Findings: As it relates to aim one, compared to usual-care targeting HZ vaccination in adults age 50-59 years with prevalent CVD was cost-effective with an incremental cost-effectiveness ratio (ICER) of $55,517 per quality of life-year (QALY) gained which falls well below the standard willingness-to-pay (WTP) threshold of $100,000 utilized in previous HZ CEAs (Le & Rothberg, 2015, 2016; Pellissier, Brisson, & Levin, 2007). The incremental cost of vaccinating the target population using a benchmark vaccination rate of 60% was $30.59 per person compared to $12.98 in the usual-care group with ICERs of $55,517 and $55,470 respectively. Moreover, when comparing the cost of universal vaccination in the entire 50-59 year old cohort cost-effectiveness was maintained with an incremental cost of $176.51 per person and an ICER of $55,523. Adopting the targeted strategy resulted in 162 fewer cases of HZ and 14 fewer strokes per 100,000 persons. Regarding aim two, following safety and efficacy, cost-effectiveness analysis are considered an essential metric in vaccine policy making and a substantial driver of vaccine adoption by policymakers, payers, and providers. Translating these favorable cost-effectiveness findings to policymakers, payers, and providers is necessary to help close the adoption curve gap in order to facilitate and inform effective and timely implementation strategies for HZ vaccination in this targeted population.

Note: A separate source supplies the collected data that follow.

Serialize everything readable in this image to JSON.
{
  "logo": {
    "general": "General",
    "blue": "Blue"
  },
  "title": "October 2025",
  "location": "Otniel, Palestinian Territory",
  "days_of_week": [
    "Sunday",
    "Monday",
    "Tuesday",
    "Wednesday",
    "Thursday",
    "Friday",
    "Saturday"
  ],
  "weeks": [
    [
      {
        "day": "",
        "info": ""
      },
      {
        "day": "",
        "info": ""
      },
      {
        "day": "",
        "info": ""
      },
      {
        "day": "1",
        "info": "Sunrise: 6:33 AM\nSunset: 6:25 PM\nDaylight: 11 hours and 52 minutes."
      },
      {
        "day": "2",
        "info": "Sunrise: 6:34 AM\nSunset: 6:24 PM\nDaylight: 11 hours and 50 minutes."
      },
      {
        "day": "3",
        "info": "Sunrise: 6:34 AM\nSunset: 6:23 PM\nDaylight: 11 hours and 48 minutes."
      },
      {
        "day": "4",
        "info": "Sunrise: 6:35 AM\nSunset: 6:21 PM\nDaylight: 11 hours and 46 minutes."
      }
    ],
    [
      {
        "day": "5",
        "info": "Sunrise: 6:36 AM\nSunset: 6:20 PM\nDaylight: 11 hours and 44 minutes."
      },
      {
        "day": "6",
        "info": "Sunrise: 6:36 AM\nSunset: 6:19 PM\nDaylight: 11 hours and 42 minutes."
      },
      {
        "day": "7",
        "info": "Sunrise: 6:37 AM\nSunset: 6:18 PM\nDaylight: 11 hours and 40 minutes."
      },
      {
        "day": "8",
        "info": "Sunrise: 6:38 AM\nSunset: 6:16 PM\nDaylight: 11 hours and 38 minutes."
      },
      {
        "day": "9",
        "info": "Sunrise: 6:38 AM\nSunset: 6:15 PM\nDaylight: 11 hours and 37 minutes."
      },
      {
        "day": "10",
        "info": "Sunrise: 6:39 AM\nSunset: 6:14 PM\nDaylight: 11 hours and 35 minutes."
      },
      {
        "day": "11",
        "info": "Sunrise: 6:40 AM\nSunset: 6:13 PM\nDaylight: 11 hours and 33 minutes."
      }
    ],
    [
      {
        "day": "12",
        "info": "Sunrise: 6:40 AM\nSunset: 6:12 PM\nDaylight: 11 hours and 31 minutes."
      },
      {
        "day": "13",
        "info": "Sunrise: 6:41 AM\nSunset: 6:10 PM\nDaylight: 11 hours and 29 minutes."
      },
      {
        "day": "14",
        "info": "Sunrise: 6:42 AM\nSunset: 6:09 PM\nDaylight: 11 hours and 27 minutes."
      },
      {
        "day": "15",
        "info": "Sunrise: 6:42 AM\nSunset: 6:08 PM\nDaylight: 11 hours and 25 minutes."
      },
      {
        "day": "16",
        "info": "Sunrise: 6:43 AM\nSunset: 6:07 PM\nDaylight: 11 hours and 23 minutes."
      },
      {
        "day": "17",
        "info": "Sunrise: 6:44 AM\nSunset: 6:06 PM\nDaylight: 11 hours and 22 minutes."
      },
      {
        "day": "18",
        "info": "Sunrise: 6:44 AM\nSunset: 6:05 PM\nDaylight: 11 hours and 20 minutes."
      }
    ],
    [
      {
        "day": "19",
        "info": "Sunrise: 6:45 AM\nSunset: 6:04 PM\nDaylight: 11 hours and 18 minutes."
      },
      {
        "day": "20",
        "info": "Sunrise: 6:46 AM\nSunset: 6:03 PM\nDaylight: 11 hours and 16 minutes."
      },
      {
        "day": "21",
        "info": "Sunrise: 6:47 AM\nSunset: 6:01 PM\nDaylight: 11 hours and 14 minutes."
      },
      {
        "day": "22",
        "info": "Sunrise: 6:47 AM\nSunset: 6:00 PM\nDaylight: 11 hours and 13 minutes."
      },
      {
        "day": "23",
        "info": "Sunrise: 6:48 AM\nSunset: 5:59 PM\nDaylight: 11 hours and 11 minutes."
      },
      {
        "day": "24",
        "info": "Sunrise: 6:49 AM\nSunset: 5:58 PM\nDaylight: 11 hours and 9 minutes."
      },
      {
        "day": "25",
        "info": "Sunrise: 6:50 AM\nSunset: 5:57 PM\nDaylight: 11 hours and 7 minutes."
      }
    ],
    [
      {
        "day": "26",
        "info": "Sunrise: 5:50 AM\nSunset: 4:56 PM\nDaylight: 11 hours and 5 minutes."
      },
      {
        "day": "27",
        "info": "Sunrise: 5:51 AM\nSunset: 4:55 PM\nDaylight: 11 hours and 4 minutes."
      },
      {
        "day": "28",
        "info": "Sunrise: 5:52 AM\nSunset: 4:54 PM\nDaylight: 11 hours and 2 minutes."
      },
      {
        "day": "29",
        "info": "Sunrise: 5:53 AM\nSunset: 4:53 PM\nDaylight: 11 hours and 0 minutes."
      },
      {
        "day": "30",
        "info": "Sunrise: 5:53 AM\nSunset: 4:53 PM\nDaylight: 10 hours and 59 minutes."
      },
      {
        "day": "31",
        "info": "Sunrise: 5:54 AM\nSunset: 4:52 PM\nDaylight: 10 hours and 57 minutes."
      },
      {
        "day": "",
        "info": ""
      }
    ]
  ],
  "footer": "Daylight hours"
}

Conclusions: This study demonstrated that targeted HZ vaccination in patients age 50-59 years at increased CV risk is cost-effective and thus updating ACIP policy recommendations regarding vaccination in this population for whom the vaccine is currently FDA approved but not recommended should be considered. Furthermore, this study showed that universal vaccination in the general 50-59 year old population is cost-effective. Given the very limited data on cost-effectiveness of HZ vaccination in adults age 50-59 years, which has resulted in a lack of recommendation for this population, and recent evidence of IS risk the results of this study demonstrating cost-effectiveness of a targeted HZ vaccination strategy directly support the National Adult Immunization Plan (NAIP) to improve adult immunization uptake by providing economic evaluations which can be used to inform policymakers, payers, and providers.